É parte do senso comum de que dormir é bom para descansar, certo? Mas o sono faz muito mais do que relaxar o corpo e a mente. É durante a noite, nas horas que estamos dormindo, que vários processos neurofisiológicos acontecem, assim como funções importantes de recuperação, restauração e funcionamento celular. Todos esses processos são vitais para manter a homeostase corporal, e não é apenas deitar na cama e dormir por algumas horas: tanto a quantidade de horas de sono, assim como a qualidade do tempo dormindo fazem toda a diferença. E pode ser que você já soubesse que sono “de menos” pode fazer mal, mas sono “demais” também pode ser um problema.
Quando o sono não está ocorrendo de forma adequada - seja por estar prejudicado na quantidade ou qualidade - falamos que estão ocorrendo “desordens” ou “distúrbios” do sono, e vão muito além da clássica insônia. Alguns outros exemplos dessas desordens são: fragmentação do sono, distúrbios da continuidade do sono, duração baixa ou elevada e o desalinhamento circadiano. Existem critérios específicos para diagnosticar cada um deles, mas esse não é o foco desse conteúdo.
O que eu quero te falar aqui, é que você deve se preocupar com seu sono porque, mesmo sem um diagnóstico específico, um sono de baixa qualidade contribui ou está associado à importantes patologias: doenças cardiovasculares, hipertensão, desregulação do metabolismo da glicose, diabetes, depressão e ansiedade. No caso das mulheres, especificamente, não é difícil encontrar desordens do sono associadas a condições patológicas do ciclo menstrual ou da gestação, e também à uma maior intensidade dos sintomas da transição da menopausa.
Especialmente depois da primeira menstruação começam a surgir algumas diferenças quando vamos comparar a qualidade do sono entre homens e mulheres. Isso acontece com o aumento da função ovariana e consequente elevação dos hormônios sexuais femininos, que começam a apresentar, ainda, uma variação cíclica na sua liberação. Esses hormônios - estrogênio e progesterona - regulam muito mais do que o ciclo menstrual e tem repercussão na saúde circulatória, respiratória, metabólica e também na regulação do sono.
Durante o período de idade fértil de uma mulher, algumas condições podem gerar prejuízos para a sua fertilidade, e desordens do sono podem estar entre elas.
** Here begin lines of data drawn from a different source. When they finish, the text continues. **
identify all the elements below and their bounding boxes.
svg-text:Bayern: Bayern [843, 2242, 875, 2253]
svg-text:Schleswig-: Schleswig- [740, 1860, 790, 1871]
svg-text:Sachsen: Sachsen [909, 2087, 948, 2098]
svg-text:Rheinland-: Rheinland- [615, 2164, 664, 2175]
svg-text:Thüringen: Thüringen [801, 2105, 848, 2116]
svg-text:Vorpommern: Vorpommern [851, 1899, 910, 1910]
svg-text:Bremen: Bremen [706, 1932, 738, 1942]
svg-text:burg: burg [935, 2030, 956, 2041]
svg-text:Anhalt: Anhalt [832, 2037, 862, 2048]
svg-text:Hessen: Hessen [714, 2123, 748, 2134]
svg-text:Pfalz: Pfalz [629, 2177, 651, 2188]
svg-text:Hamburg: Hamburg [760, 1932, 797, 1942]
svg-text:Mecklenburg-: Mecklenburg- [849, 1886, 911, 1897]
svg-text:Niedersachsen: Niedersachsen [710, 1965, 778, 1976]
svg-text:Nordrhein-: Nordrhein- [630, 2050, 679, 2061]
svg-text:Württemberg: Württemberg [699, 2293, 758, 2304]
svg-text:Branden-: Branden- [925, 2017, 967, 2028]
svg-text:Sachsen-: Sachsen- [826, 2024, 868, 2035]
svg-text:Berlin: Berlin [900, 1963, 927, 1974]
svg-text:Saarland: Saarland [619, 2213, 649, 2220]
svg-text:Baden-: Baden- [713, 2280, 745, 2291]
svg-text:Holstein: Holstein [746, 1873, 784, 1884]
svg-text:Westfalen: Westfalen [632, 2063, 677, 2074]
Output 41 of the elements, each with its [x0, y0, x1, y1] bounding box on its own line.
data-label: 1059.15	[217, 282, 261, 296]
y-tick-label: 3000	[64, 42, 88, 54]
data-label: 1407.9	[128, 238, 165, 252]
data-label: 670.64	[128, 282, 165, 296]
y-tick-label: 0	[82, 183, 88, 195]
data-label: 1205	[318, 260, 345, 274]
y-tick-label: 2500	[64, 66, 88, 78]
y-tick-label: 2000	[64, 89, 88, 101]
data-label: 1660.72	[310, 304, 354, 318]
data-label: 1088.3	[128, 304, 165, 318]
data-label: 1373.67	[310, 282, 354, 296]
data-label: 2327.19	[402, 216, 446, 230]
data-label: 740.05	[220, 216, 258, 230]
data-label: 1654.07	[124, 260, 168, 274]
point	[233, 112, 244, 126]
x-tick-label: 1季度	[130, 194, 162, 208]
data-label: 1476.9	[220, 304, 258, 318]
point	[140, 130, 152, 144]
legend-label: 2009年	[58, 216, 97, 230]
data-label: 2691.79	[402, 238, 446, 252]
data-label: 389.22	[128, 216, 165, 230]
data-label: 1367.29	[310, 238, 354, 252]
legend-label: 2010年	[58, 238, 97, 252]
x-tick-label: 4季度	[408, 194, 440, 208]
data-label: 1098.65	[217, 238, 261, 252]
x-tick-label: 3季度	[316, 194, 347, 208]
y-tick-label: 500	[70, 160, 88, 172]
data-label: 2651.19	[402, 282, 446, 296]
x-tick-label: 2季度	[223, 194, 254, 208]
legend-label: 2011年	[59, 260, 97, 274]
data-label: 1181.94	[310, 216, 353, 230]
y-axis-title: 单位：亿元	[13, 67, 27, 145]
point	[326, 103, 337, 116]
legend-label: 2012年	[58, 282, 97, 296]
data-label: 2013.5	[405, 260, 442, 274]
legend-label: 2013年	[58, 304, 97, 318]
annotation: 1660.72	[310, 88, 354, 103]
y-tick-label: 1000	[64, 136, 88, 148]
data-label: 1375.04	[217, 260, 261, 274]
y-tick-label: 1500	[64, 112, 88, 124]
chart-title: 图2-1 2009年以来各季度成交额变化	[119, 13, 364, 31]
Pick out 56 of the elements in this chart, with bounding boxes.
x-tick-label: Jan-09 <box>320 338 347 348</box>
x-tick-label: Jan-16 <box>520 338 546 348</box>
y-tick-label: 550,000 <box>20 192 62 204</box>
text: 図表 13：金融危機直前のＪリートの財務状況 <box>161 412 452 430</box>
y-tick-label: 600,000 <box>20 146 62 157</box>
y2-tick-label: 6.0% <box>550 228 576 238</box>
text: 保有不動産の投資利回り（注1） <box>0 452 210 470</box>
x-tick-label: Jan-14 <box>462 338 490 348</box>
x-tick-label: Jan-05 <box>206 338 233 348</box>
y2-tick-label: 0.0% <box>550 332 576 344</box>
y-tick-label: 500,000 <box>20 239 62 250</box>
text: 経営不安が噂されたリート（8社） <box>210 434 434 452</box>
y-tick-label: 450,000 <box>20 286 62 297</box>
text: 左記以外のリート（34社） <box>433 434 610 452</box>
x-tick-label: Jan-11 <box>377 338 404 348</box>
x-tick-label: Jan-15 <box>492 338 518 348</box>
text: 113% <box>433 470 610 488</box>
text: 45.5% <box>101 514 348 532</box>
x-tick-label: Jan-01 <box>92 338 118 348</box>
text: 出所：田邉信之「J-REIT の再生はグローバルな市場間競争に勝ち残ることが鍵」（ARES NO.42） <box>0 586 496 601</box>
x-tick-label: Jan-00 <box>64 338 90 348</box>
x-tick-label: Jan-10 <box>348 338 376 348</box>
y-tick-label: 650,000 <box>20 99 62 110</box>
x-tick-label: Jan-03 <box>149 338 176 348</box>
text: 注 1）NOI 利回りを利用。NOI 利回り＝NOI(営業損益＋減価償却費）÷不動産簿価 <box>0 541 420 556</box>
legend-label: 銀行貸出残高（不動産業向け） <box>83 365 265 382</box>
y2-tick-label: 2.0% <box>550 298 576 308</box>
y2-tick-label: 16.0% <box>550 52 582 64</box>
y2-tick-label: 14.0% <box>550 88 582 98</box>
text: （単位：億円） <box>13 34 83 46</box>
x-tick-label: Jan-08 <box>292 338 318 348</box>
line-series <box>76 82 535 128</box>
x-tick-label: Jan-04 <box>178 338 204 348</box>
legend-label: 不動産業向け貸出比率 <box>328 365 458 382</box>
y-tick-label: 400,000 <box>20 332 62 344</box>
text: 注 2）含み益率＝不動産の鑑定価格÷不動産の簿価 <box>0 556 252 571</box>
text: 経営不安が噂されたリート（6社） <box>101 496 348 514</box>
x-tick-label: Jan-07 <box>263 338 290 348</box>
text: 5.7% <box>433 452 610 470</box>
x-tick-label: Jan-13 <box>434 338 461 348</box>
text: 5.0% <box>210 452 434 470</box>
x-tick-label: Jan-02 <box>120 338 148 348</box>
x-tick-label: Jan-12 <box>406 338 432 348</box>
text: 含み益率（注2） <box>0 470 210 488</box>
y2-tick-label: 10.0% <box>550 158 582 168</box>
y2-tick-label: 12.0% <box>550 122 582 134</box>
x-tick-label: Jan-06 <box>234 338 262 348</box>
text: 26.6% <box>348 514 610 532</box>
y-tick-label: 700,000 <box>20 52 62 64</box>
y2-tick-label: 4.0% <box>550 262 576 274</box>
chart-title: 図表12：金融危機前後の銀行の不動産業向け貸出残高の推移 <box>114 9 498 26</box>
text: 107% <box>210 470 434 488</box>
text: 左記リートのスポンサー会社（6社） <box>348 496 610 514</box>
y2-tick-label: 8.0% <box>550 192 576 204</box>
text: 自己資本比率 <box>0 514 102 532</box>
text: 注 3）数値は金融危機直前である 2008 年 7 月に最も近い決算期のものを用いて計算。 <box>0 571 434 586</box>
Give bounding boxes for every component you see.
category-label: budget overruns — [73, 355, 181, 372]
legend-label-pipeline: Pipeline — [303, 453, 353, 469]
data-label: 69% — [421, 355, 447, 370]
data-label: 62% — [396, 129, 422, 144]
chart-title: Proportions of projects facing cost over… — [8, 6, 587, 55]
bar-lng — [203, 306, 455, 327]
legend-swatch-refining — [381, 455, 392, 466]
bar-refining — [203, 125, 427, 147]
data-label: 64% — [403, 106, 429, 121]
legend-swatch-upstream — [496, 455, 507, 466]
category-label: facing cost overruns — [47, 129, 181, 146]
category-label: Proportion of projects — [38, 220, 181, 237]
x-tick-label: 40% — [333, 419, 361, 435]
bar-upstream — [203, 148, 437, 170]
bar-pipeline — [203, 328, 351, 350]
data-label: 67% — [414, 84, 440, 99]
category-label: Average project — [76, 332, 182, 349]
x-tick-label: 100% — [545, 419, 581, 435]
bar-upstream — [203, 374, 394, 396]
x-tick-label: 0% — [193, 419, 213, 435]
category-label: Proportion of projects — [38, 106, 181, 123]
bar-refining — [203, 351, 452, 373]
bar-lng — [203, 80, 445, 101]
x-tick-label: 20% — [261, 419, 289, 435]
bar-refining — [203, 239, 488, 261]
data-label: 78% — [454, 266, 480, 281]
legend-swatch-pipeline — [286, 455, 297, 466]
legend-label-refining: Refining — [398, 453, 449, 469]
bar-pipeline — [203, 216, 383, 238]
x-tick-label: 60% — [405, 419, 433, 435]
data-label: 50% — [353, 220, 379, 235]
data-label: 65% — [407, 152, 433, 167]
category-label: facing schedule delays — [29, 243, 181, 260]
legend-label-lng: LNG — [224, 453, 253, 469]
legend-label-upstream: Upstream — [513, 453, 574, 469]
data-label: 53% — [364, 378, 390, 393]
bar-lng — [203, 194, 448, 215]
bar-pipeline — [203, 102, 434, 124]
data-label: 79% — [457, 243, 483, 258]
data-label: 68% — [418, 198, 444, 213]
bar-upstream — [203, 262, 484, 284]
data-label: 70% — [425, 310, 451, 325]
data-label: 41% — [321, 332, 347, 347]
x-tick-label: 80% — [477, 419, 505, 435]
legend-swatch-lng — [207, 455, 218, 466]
O estresse costuma ser um fator importante associado a baixa qualidade do sono, e quanto mais estressada uma mulher está, além de não dormir bem, existe um eixo hormonal que fica cada vez mais estimulado, o eixo Hipotálamo - Pituitária - Adrenal, que resulta na liberação do cortisol. A elevada ativação desse eixo pode gerar alterações na capacidade reprodutiva da mulher, possivelmente por interferir com a produção dos hormônios sexuais femininos que são fundamentais para um ciclo ovulatório.
Além disso, os hormônios que têm relação com a fertilidade apresentam um padrão de liberação circadiano, o que significa que a sua produção tem picos e quedas em horários específicos do dia. A desregulação do sono altera todas as atividades do corpo que tem esse padrão circadiano, logo, pode prejudicar a secreção desses hormônios. E caso uma mulher não apresente problemas com sua fertilidade e entre no período gestacional, os distúrbios do sono que podem surgir durante essa fase aumentam o risco de condições adversas, como o desenvolvimento de diabetes gestacional e desordens hipertensivas da gestação.
Outro momento crítico em que a mulher deve se atentar para a qualidade do sono é durante a menopausa.
Devido às alterações hormonais características desse período, o corpo da mulher fica mais vulnerável ao desenvolvimento de algumas condições como a hipertensão, doenças cardiovasculares, obesidade, diabetes, surgimento e/ou progressão de cânceres. Apesar de ainda não haver um consenso quanto a isso, algumas evidências já alertam para o fato de que distúrbios do sono podem ter um efeito - ainda que pequeno - no aumento do risco e na piora dessas condições. No sentido contrário, um sono de qualidade pode favorecer processos de recomposição corporal além de ser um suporte fundamental para o tratamento de condições metabólicas como a desregulação glicêmica.
Mas fique tranquila! Distúrbios do sono podem ser controlados e tratados com adequado acompanhamento profissional. A melhor escolha de tratamento depende do tipo de desordem presente, mas se você deseja desde já agir de forma a melhorar suas horas de sono, experimente se desligar dos eletrônicos e usar luzes mais baixas e amarelas no período da noite. Invista em chás com características relaxantes e adote algum hábito que acalme sua mente antes de dormir - pode ser uma leitura leve, uma meditação ou uma oração.